Absolute humiliation! That’s the verdict of Spen Valley Civic Society following news that Kirklees is to withdraw its controversial planning blueprint.
The Local Development Framework, to decide housing and land allocation over the next two decades, will go to a meeting of Kirklees Council on July 10 where it will be formally withdrawn.
The move comes after damning comments from the independent inspector who was appointed to scrutinise it.
But before he even began to wade through the mountain of objections he told Kirklees the plan did not contain enough housing. However his strongest criticism was that it had not consulted enough with neighbouring authorities to produce a coherent regional plan.
Civic Society chairman Max Rathmell said the inspector’s comment about not co-operating with other councils echoed what objectors had been saying all along.
And he warned that Spen’s green belt, which had been largely protected from massive housing developments in the plan, could end up being sacrificed in a new revised plan.
“The council is in a hell of a mess,” he said. “It has not done what it was supposed to. It is an absolute humiliation.
“Because the council has not now got a plan it could find itself at the mercy of developers because there is nothing to base refusal on.”
While Spen was spared huge housing developments in the LDF, it did contain plans for an industrial development the size of 100 football fields on historic land at Cooper Bridge which led to the formation of the Keep Roberttown and Hartshead Rural pressure group.
Member John Barraclough said the withdrawal now meant even more uncertainty.
“It is a major disappointment. It is a shame all these issues are not resolved,” he said.

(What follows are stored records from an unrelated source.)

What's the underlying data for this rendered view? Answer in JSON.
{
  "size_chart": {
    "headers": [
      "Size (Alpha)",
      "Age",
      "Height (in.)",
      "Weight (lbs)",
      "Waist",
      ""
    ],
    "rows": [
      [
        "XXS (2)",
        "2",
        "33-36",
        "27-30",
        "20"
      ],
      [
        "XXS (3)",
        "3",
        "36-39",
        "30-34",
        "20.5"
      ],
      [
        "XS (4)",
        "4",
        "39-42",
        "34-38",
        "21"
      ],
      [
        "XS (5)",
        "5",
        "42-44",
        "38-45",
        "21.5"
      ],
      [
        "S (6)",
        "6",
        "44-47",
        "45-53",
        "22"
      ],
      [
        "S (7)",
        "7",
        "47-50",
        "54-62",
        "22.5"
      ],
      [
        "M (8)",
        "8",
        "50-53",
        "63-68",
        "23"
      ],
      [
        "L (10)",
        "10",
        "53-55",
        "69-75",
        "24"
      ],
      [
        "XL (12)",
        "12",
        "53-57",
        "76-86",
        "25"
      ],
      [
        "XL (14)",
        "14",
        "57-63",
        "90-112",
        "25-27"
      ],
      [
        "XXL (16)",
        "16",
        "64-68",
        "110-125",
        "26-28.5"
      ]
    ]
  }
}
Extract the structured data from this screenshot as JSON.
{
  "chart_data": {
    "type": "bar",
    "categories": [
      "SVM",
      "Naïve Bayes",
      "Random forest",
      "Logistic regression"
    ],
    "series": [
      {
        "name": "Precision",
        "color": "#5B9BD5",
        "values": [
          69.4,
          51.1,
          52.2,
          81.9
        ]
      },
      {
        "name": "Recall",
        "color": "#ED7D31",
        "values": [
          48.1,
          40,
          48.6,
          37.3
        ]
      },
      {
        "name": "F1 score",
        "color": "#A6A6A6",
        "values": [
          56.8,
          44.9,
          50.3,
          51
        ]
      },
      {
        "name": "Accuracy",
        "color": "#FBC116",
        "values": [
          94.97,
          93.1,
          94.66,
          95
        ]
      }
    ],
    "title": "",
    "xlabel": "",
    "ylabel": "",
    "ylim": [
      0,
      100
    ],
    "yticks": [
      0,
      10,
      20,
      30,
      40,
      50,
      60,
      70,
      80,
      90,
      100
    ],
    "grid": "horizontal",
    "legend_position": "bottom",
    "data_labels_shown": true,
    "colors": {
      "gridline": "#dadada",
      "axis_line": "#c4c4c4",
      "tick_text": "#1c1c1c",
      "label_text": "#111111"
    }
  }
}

“It is going to put the matter back and back. If it goes to public meeting we hope people who want to make their feelings known are going to be respected.”
Kirklees Cabinet member Coun Peter McBride said: “After studying the options available the best course of action looks to be the withdrawal of the core strategy and agreeing a replacement.”
Spen MP Mike Wood said the government’s “hunger” for more housing would have a direct impact on his constituents.
He said: “The council accepted our submission to the LDF arguing for areas to be protected, most notably in the built up areas of the Spen Valley. But this edict from the Coalition means these areas will now have to be re-examined to satisfy these demands.”